The number of Jewish children in Jewish schools in the UK has almost doubled since the mid-1990s, rising from 16,700 then to over 30,000 now, while the number of Jewish schools has jumped from 62 to 139 over the same period. This report is the first in a series of studies being produced by the new partnership between the Board of Deputies of British Jews and the Institute for Jewish Policy Research, cooperating on the collection, analysis and publication of key community statistics. The results of the study show that the majority of the 30,900 Jewish children studying in Jewish schools in 2014/15 were in haredi schools (17,500, or 57%), whilst the remainder (13,400, or 43%) were in mainstream schools.
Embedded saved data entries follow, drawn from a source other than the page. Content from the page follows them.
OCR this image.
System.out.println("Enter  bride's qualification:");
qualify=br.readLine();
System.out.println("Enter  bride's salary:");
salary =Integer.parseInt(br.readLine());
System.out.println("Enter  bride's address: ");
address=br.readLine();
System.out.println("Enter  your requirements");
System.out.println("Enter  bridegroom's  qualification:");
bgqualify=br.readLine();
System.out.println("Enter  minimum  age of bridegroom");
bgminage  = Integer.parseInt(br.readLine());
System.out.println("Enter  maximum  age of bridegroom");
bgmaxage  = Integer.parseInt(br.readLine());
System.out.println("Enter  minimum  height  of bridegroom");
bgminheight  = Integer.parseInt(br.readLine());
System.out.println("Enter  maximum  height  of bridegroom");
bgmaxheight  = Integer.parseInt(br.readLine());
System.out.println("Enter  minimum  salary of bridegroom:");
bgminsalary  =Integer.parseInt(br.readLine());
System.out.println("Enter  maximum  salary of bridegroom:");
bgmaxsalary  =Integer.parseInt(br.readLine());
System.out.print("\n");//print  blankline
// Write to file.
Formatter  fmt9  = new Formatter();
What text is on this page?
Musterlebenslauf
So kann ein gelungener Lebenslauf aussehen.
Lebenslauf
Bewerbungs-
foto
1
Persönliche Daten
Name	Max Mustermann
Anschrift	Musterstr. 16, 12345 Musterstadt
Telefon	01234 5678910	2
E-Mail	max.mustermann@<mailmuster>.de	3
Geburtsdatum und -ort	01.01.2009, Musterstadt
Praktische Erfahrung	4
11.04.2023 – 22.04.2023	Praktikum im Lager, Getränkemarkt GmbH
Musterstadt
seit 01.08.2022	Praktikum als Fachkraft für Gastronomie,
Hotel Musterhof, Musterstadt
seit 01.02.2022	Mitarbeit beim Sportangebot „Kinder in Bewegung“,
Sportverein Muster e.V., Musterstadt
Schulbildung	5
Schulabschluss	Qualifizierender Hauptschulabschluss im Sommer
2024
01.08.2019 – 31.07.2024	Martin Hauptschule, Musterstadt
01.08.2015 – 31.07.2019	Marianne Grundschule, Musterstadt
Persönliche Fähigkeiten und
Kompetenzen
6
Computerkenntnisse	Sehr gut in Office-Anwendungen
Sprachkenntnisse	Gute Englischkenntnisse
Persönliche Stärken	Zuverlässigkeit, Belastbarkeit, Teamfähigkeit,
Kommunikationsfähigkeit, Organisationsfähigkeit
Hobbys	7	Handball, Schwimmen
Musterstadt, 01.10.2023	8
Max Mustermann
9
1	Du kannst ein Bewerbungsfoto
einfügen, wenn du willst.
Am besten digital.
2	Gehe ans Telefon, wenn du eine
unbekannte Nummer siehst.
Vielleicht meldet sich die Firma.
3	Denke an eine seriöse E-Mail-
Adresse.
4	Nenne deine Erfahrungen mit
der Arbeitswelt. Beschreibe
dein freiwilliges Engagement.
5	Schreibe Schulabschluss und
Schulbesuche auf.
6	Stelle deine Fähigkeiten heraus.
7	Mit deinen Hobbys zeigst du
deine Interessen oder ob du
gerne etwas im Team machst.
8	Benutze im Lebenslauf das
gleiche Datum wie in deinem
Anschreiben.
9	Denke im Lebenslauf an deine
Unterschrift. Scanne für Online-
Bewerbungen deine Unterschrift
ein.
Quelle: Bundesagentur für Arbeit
Twenty years ago, the equivalent proportions were 45% strictly Orthodox, 55% mainstream. The shifting balance provides further evidence of the changing composition of the British Jewish community.
The growth in the haredi sector is particularly striking. There are three times as many haredi schools in the UK today as there were twenty years ago, educating 10,000 more children between them.
However, the overall increase in enrolment is not exclusively due to the growth of the haredi population. A significant part of the upsurge can also be explained by developments in the non-haredi or ‘mainstream’ sector.
More than four out of ten mainstream Jewish school-age children are now studying in Jewish schools, compared with just a quarter twenty years ago. In numerical terms, that constitutes an increase of over 4,000 children. To accommodate this increase, there are 11 more Jewish schools operating in the mainstream sector than there were in the mid-1990s. Collectively, about 85% of all pupils studying in them are Jewish.